INDUSTRY-SPECIFIC TAXES. The state collects other taxes, such as taxes on hotel and motel stays, rental cars, cigarettes, etc.

Most businesses need to file an excise tax return with the Department of Revenue. Your filing frequency is assigned after you submit your Business License Application, which is based on an estimate of the amount of tax you will owe. You can file your taxes electronically using the Department of Revenue’s online filing system.

Still with us?

We don’t blame you if you’re ready to head to the showers in the locker room at this point. But there are a few more taxes to cover. Depending on your team’s size and type, these may or may not apply to you:

Employer Taxes
If you have employees, unemployment taxes are due quarterly. Reporting and payment is generally done online through the Department of Employment Security. Taxes are calculated based on the rate provided to your business by Employment Security multiplied by each employee’s wages up to an annual maximum.

Due dates for the preceding calendar quarters are:

• April 30
• July 31
• October 31
• January 31

Workers’ Compensation
Premiums are due quarterly to the Department of Labor & Industries (L&I). These can be reported online and the due dates are the same as Unemployment Taxes. Premiums are calculated based on the classification rates provided to your business by L&I, multiplied by the hours worked by employees in that risk classification. Employers can deduct from the employees’ pay a portion of the premium amount.

License & Permit Renewals

  • Corporations, limited liability companies and limited partnerships must file an annual report with the Office of the Secretary of State.
  • You may need to renew specialty licenses, local licenses and professional licenses annually to keep your team in the game. Be sure to keep track of your renewal dates to ensure your licenses are current to avoid additional fees and penalties. For example, if you are a contractor, you need to register with the Department of Labor & Industries. Their office can also be reached at (800) 647-0982.
  • If you’re handling or selling food, you need to contact your local health department to comply with their requirements.

If you are new to the Washington business tax system, you may want to speak with your tax professional or CPA to discuss which taxes apply to your business to ensure that you file your returns correctly.

Local Business Taxes

Cities and Towns.

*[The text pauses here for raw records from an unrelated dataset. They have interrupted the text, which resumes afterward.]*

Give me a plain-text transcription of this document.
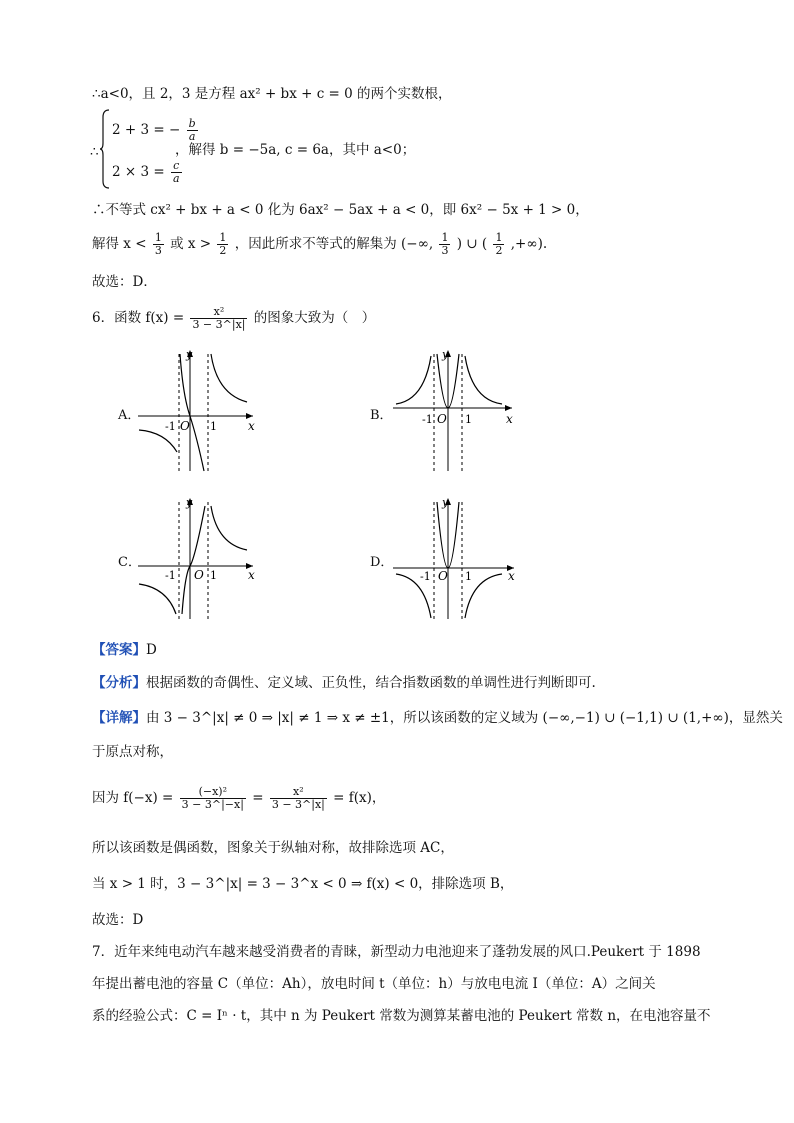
∴a<0，且 2，3 是方程 ax² + bx + c = 0 的两个实数根，
∴
2 + 3 = − $\frac{b}{a}$
$2 \times 3 = \frac{c}{a}$
，解得 b = −5a, c = 6a，其中 a<0；
∴不等式 cx² + bx + a < 0 化为 6ax² − 5ax + a < 0，即 6x² − 5x + 1 > 0，
解得 $x < \frac{1}{3}$ 或 $x > \frac{1}{2}$ ，因此所求不等式的解集为 (−∞, $\frac{1}{3}$ ) ∪ ( $\frac{1}{2}$ ,+∞).
故选：D．
6．函数 $f(x) = \frac{\text{x²}}{3 - 3\^{}|x|}$ 的图象大致为（　）
A．
y
x
O
-1	1
B．
y
x
O
-1	1
C．
y
x
O
-1	1
D．
y
x
O
-1	1
【答案】D
【分析】根据函数的奇偶性、定义域、正负性，结合指数函数的单调性进行判断即可.
【详解】由 3 − 3^|x| ≠ 0 ⇒ |x| ≠ 1 ⇒ x ≠ ±1，所以该函数的定义域为 (−∞,−1) ∪ (−1,1) ∪ (1,+∞)，显然关
于原点对称，
因为 $f(-x) = \frac{\text{(−x)²}}{3 - 3\^{}|-x|} = \frac{\text{x²}}{3 - 3\^{}|x|} = f(x)$，
所以该函数是偶函数，图象关于纵轴对称，故排除选项 AC，
当 x > 1 时，3 − 3^|x| = 3 − 3^x < 0 ⇒ f(x) < 0，排除选项 B，
故选：D
7．近年来纯电动汽车越来越受消费者的青睐，新型动力电池迎来了蓬勃发展的风口.Peukert 于 1898
年提出蓄电池的容量 C（单位：Ah），放电时间 t（单位：h）与放电电流 I（单位：A）之间关
系的经验公式：C = Iⁿ · t，其中 n 为 Peukert 常数为测算某蓄电池的 Peukert 常数 n，在电池容量不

Most cities have local sales taxes as well as local B&O taxes. The Department of Revenue collects sales taxes for local communities, but cities have the option of collecting their own local B&O taxes. Depending on the amount of money your business makes, your local B&O tax may be due quarterly or annually and is paid to the respective municipality, not the state’s Department of Revenue.

Counties. Counties are responsible for assessing and levying property tax on real and personal property. For the purposes of this discussion, personal property includes business furnishings, fixtures, equipment, supplies and other assets. If assessed and collected, property taxes are usually due April 30 and October 31 of each year.

Washington State and many county and local governments offer special tax incentives for specific growth industries. These can offset some of the taxes you may otherwise pay. Be sure to check with the Department of Revenue’s list of incentives to see if your business qualifies for specific reductions on B&O taxes, deductions, credits and other offsets.